Temporary arts contracts have made a reluctant nomad of me, and that's VERY interesting
By Lauren Velvick
I didn’t set out to live in every combined authority area in the North of England, it’s just what happens when you live from temporary contract to temporary contract at arts institutions. Not an intentional lifestyle, but one that I’ve chosen to the extent that it is now habit, and I haven’t found a way out of it. I’m writing about it here because it’s my turn to contribute to Corridor8’s substack, and this reluctant nomadism is part and parcel with my status as an artworker. I did have a permanent role once, in Liverpool between 2016 and 2018, but it paid just about a living wage. So I applied for other jobs, and took one in Hull. Eventually that organisation made both me and the woman whose maternity cover I’d been working redundant, along with many of the rest of their staff. If not for that I might have stayed on in a job share with her. I set off again and lodged for a time in a seventeenth-century farmhouse in rural Lancashire, which sat amidst fields slowly being reclaimed by marsh and moss was accessible only via a mile-long country road that was often ankle deep in manure runoff. Then I moved into a bedsit by the river in my hometown of Preston and started another contract in Lancaster, on the day that lockdown landed in 2020. Throughout that lockdown I had to participate in teams meetings where we would be asked to ‘share how we really feel’. One colleague eventually cracked and shouted ‘I don’t get paid enough and I’m fucking sick of it all’. After around eighteen months it became clear that I would need to find another job, again, and eventually I accepted one in Huddersfield.
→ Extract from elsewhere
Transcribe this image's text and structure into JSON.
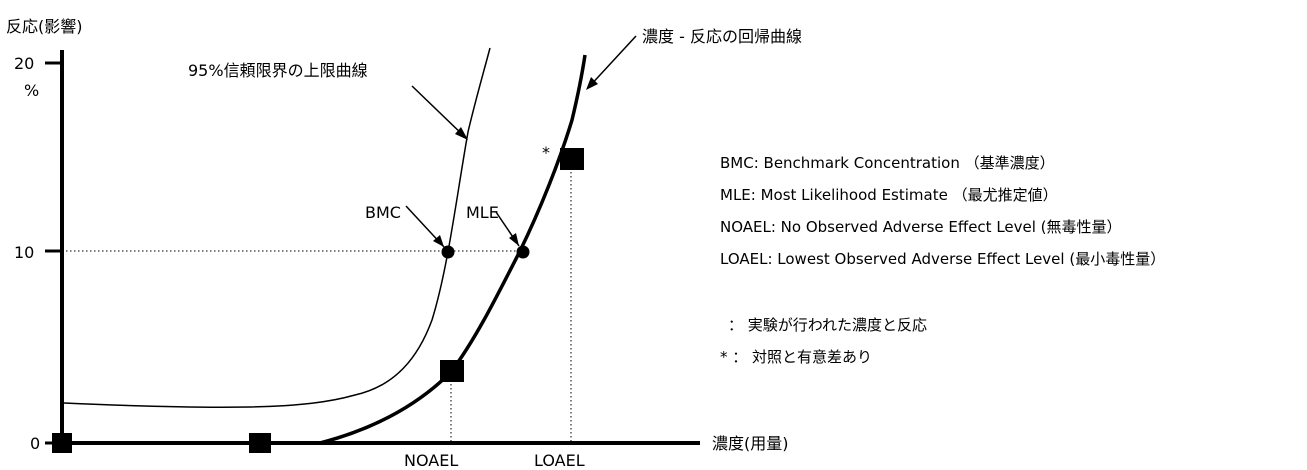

At this point my salary also jumped up by something like 40% after increasing little by little over the years; the new salary was the sort of money that occasionally goes viral online as an insultingly low salary for a middle class cultural professional. When I was arranging a new flat to move into, I had to get a guarantor who earned the same or more, and realised that there was only one person in my family who fit the bill. A salary which is insultingly low but still more than that of almost everyone you know: one of those contradictions that informs my ambivalence towards my career and associated lifestyle.